The tough, old-school Boston firehouse is as different from Cassie’s old job as it could possibly be. Hazing, a lack of funding, and poor facilities mean that the firemen aren’t exactly thrilled to have a “lady” on the crew, even one as competent and smart as Cassie. Except for the handsome rookie, who doesn’t seem to mind having Cassie around. But she can’t think about that. Because she doesn’t fall in love. And because of the advice her old captain gave her: don’t date firefighters. Cassie can feel her resolve slipping…but will she jeopardize her place in a career where she’s worked so hard to be taken seriously?

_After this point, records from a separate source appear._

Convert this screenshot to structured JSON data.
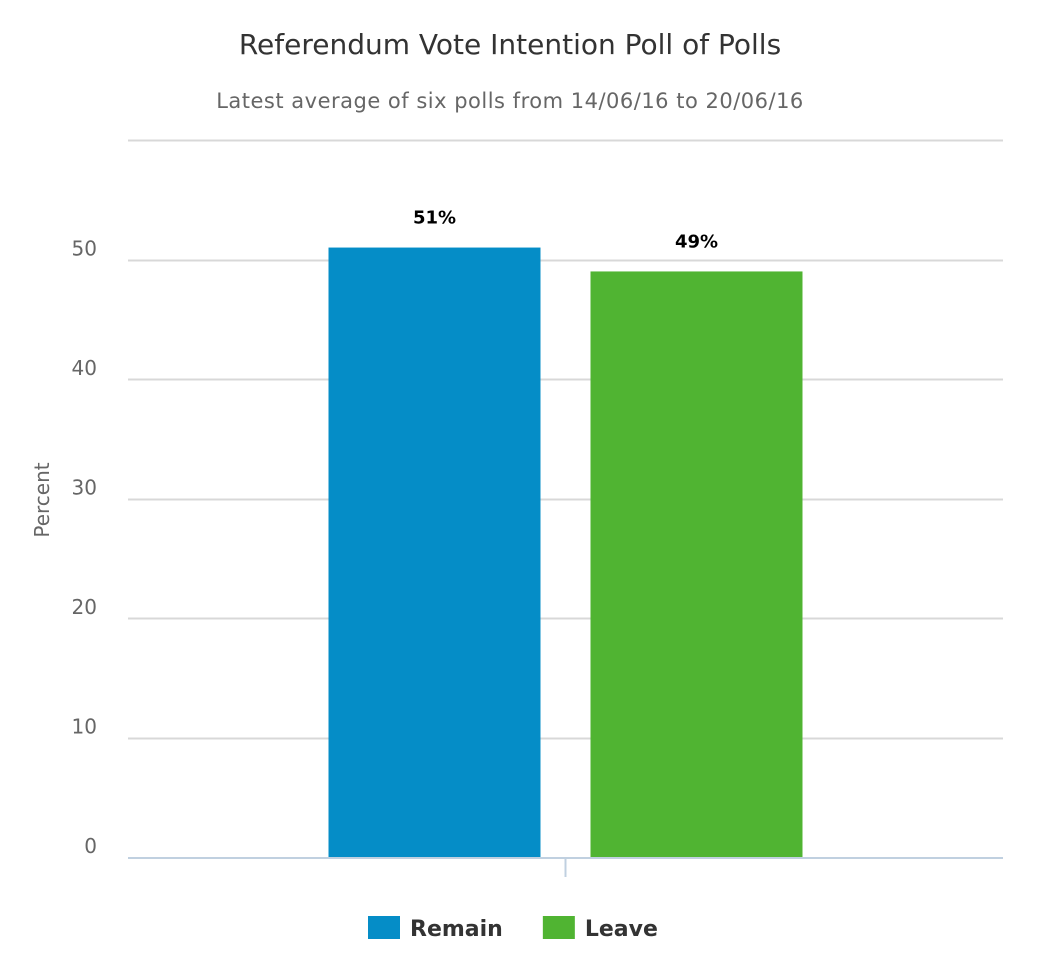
{
  "chart_data": {
    "type": "bar",
    "title": "Referendum Vote Intention Poll of Polls",
    "subtitle": "Latest average of six polls from 14/06/16 to 20/06/16",
    "xlabel": "",
    "ylabel": "Percent",
    "ylim": [
      0,
      60
    ],
    "yticks": [
      0,
      10,
      20,
      30,
      40,
      50
    ],
    "grid": true,
    "legend_position": "bottom-center",
    "series": [
      {
        "name": "Remain",
        "values": [
          51
        ],
        "label": "51%",
        "color": "#058DC7"
      },
      {
        "name": "Leave",
        "values": [
          49
        ],
        "label": "49%",
        "color": "#50B432"
      }
    ]
  }
}
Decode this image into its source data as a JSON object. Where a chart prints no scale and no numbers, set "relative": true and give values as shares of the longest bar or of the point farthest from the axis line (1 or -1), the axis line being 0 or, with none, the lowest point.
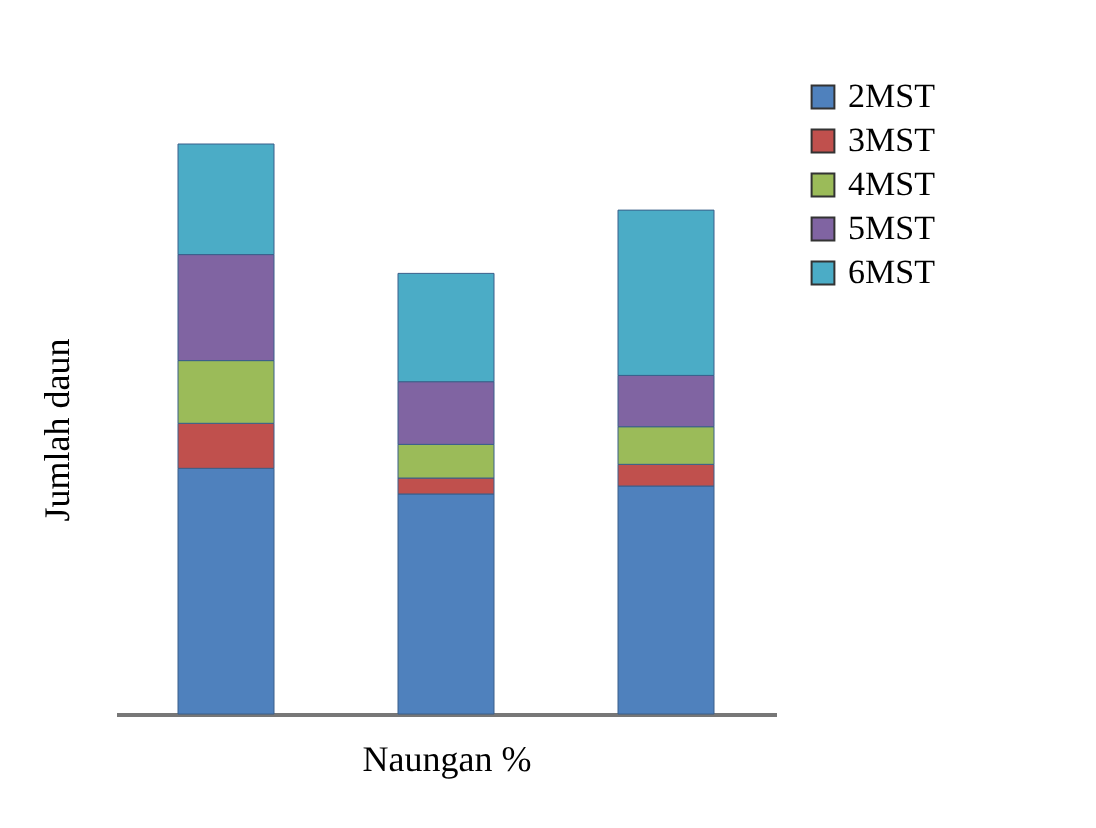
{
  "chart_data": {
    "type": "bar",
    "stacked": true,
    "relative": true,
    "xlabel": "Naungan %",
    "ylabel": "Jumlah daun",
    "legend": "top right",
    "categories": [
      null,
      null,
      null
    ],
    "series": [
      {
        "name": "2MST",
        "color": "#4f81bd",
        "values": [
          0.431,
          0.386,
          0.4
        ]
      },
      {
        "name": "3MST",
        "color": "#c0504d",
        "values": [
          0.079,
          0.028,
          0.038
        ]
      },
      {
        "name": "4MST",
        "color": "#9bbb59",
        "values": [
          0.11,
          0.059,
          0.066
        ]
      },
      {
        "name": "5MST",
        "color": "#8064a2",
        "values": [
          0.186,
          0.11,
          0.09
        ]
      },
      {
        "name": "6MST",
        "color": "#4bacc6",
        "values": [
          0.194,
          0.19,
          0.29
        ]
      }
    ]
  }
}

Genre: Contemporary Romance

Published: August 13, 2019

Acquired: Public library E-book

Series: N/A

My Rating: 5 Stars

My Thoughts: This book had layers and depth that I wasn’t expecting. I was anticipating an easy, light, fluffy beach read. That’s not at all what I got. And I loved it. I had a hard time connecting to Cassie as a main character in the beginning. I thought she was hard-headed, closed off, and too distant to be a good main character. I was so wrong. Once I understood why she was that way and the things that she had experienced in her life I was completely sucked into her story. I began to admire her stoic strong shell and how she conducted herself. The story really took off for me once she began working at her new fire house. I could feel the emotions that she kept buried from her new co-workers. I was so pleased with the number of funny moments that happened in this book. I think that’s what made this a 5 star read for me- the contrast between the serious and the funny. Without the moments of humor, this book would have been way too heavy. I highly recommend this one!